27 Oct 2016

Pioneer organics firm still going strong

From Afternoons with Jesse Mulligan, 1:28 pm on 27 October 2016

What started off as a small communal farm in the early 1970s has grown into a flourishing business with six stores; five in Wellington and one in Auckland, as well as an online store.

Commonsense Organics was founded by Jim Kebbell and Marion Wood 25 years ago.

Modern agriculture has resulted in not only poorer quality produce, but also polluted soil and waterways, Jim says.

“These chemicals may produce quite good looking vegetables and produce, but what they do to the soil has never really been accounted for.”

Growing organics is about maintaining the fertility of the soil, which still has the healthy micro-organisms necessary for growing nutritious produce.

“Unfortunately, a lot of the nutrients that we need for healthy growth aren’t always known. It’s very complicated and therefore what we choose to put into our soil, having killed it, doesn’t necessarily produce nutritious food.

“It’s completely counter-intuitive to think that if you pour poisons all over your food, then it is going to be good for you.”

Jim and Marion got into organics for political reasons. At the time they were running accommodation for people who lacked a stable family network and who “had been dumped into institutions of one sort or another”.

“Living with us they got some domestic skills, but we thought it would be nice if we got a bit of land and introduce them to some of the outdoor skills and food growing skills and so on. I myself grew up on a farm.”

A plot of land was purchased while Marion was in the hospital giving birth to the couple’s first child and it was Marion’s mother Frances who insisted they grow exclusively organic produce.

“I said, ‘Well, I don’t know, I come from a conventional background, I am not so keen on this’. But then I discovered that Shell oil was one of the owners of the new high yielding hybrid seeds. And I thought to myself, ‘Goodness, it’s hardly a good thing for an oil company to be in charge of the food chain and what’s more owning it and patenting it so that everybody had to buy seeds from them’.”

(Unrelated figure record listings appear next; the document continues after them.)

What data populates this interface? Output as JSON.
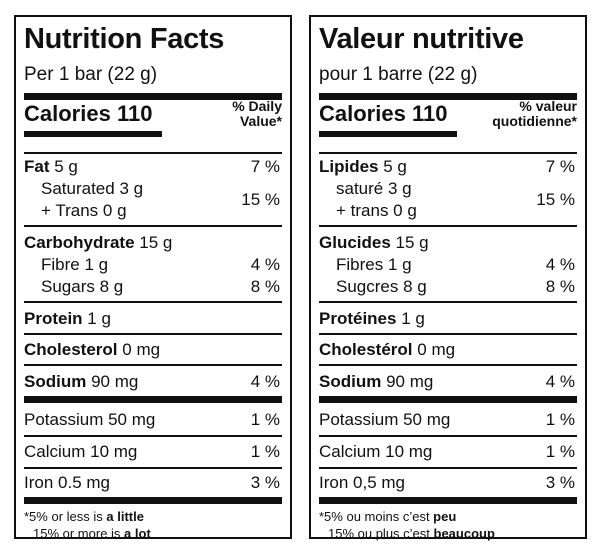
{
  "en": {
    "title": "Nutrition Facts",
    "per": "Per 1 bar (22 g)",
    "calories_label": "Calories",
    "calories_value": "110",
    "dv_line1": "% Daily",
    "dv_line2": "Value*",
    "fat_label": "Fat",
    "fat_amount": "5 g",
    "fat_dv": "7 %",
    "sat_label": "Saturated 3 g",
    "trans_label": "+ Trans 0 g",
    "sat_trans_dv": "15 %",
    "carb_label": "Carbohydrate",
    "carb_amount": "15 g",
    "fibre_label": "Fibre 1 g",
    "fibre_dv": "4 %",
    "sugars_label": "Sugars 8 g",
    "sugars_dv": "8 %",
    "protein_label": "Protein",
    "protein_amount": "1 g",
    "chol_label": "Cholesterol",
    "chol_amount": "0 mg",
    "sodium_label": "Sodium",
    "sodium_amount": "90 mg",
    "sodium_dv": "4 %",
    "potassium_label": "Potassium 50 mg",
    "potassium_dv": "1 %",
    "calcium_label": "Calcium 10 mg",
    "calcium_dv": "1 %",
    "iron_label": "Iron 0.5 mg",
    "iron_dv": "3 %",
    "fn1_a": "*5% or less is ",
    "fn1_b": "a little",
    "fn2_a": "15% or more is ",
    "fn2_b": "a lot"
  },
  "fr": {
    "title": "Valeur nutritive",
    "per": "pour 1 barre (22 g)",
    "calories_label": "Calories",
    "calories_value": "110",
    "dv_line1": "% valeur",
    "dv_line2": "quotidienne*",
    "fat_label": "Lipides",
    "fat_amount": "5 g",
    "fat_dv": "7 %",
    "sat_label": "saturé 3 g",
    "trans_label": "+ trans 0 g",
    "sat_trans_dv": "15 %",
    "carb_label": "Glucides",
    "carb_amount": "15 g",
    "fibre_label": "Fibres 1 g",
    "fibre_dv": "4 %",
    "sugars_label": "Sugcres 8 g",
    "sugars_dv": "8 %",
    "protein_label": "Protéines",
    "protein_amount": "1 g",
    "chol_label": "Cholestérol",
    "chol_amount": "0 mg",
    "sodium_label": "Sodium",
    "sodium_amount": "90 mg",
    "sodium_dv": "4 %",
    "potassium_label": "Potassium 50 mg",
    "potassium_dv": "1 %",
    "calcium_label": "Calcium 10 mg",
    "calcium_dv": "1 %",
    "iron_label": "Iron 0,5 mg",
    "iron_dv": "3 %",
    "fn1_a": "*5% ou moins c’est ",
    "fn1_b": "peu",
    "fn2_a": "15% ou plus c’est ",
    "fn2_b": "beaucoup"
  }
}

Located an hour’s drive north of Wellington in a place called Te Horo, the farm was named Common Property and was originally 4.8 hectares.

Jim says the two main reasons people shopped at Commonsense Organics in the early days of the shop were for health reasons and for environmental reasons. These days the reasons are still the same, and the largest group of customers are mothers with young children who are seeking healthy alternatives to feed their family.

“One of the problems with industrial processed food is that it is so refined that it has less and less nutritious value and they know that organic food is not processed in that way and therefore is much more likely to be good for you.”

Now, as the business celebrates its 25th anniversary, Common Property is a professionally run commercial unit and has grown to 11.2 hectares.

Major supermarket chains have also noticed the increasing demand for organic food and are now starting to stock chemical-free produce. Jim is not concerned about the competition.

“We’d be delighted if everybody went organic of course. Our aim is to get everybody to be buying and growing organic food.

“I suspect that will be the only type of food that will be there in a hundred years or so, because we will have done so much damage to the planet.”